Tonite, I asked at another favorite spot, if the source of their mussels on the menu was still providing them. And the answer was positive. So now, I have come to the point, that I do not feel like ordering mussels anymore and /or find other restaurants with a better supply.
Do you know of any places, that have nice fresh plump fleshy mussels prepared in a nice broth?
The mussels that are raised in the Santa Barbara channel are always plump and succulent. The clean off-shore raised bivalves are monitored daily to check for dinoflagellates that causes red tides. I find them each Saturday at the Farmer's Market downtown and are quite different from the ones that you can find in the supermarkets.
Two kinds of mussels commonly available in San Diego restaurants - New Zealand Green Lip and PEI's (Prince Edward Island). Green Lips are large, have green shells, are succulent and very flavorful. The PEI's are small black mussels that come from very cold water with a fantastic flavor to them.
There has been a push lately to use locally farmed mussels in SD restaurants and in my opinion these mussels are far inferior in taste to either the green lip or the PEI. They have a coppery /metallic note that's a real turn off and lack a full, round flavor. This may be what you're running up against. Or, the possibility remains that your mussels have been mishandled and the kitchen is simply pushing them out to get rid of them without taking a loss by discarding them. Mussels right on the edge of quality won't get you sick, but will taste funky.
Every local shellfish supplier carries PEI's and green lips unless there's some problem at the source, which is unusual. Local mussels are a relatively new development, and the mussels usually come from the Carlsbad power plant's lagoon. As I said, my experiences with these have invariably been subpar.
Ask the server where their mussels come from, or what type they are. If the answer is PEI's or green lips, go for it. If it's a local product, be a bit more circumspect as the taste is just not as good.
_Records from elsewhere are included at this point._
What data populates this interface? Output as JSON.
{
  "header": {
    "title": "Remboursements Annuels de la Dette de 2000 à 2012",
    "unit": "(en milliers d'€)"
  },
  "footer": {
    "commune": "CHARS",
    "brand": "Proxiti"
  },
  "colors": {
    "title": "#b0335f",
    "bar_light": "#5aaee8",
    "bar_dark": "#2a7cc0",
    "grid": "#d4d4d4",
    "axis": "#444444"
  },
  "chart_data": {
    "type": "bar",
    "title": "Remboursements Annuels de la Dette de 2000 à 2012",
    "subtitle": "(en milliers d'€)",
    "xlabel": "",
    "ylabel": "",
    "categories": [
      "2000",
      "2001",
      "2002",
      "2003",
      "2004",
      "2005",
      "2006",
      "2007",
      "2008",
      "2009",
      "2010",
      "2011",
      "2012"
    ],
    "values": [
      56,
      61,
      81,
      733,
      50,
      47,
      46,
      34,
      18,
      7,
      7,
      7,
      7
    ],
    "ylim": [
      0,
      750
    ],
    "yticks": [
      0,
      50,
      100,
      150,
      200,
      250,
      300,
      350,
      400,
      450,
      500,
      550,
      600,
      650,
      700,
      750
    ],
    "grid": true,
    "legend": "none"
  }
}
I rarely order mussels in restaurants anymore. I go to a local fishmonger for my PEI's and steam/cook them up myself. I'm much happier that way.
You have hit the nail on the head here! I was coming to the same conclusion about making them at home. And now, that I was reminded that Costco makes them available , I will surely do so. Does anyone know, where they get them for the SD outlets?
But I need the recipe for what to steam them in. It should be easy enough to enjoy a good dish at home. A nice broth should get the job done. Seems as simple as a broth and chopped parsley, but I could be wrong and very eager to learn.
With a Search, there are over 8400 posts on how to prepare them, etc.
In the meantime, I would like to know any more SD restaurants, that take their mussels dishes serious with great care and concern?
I think you'd like the moules frites at Currant. Fries are good, garlic/cream broth is good, but Moules Frites is all about the mussels, isn't it? These are probably the best I've had in an SD restaurant in terms of freshness and flavor.
Blue Water on India St. sometimes has really good local mussels - I've never had them prepared there, but if we're doing a moules mariniere at home, that's where we get our moules.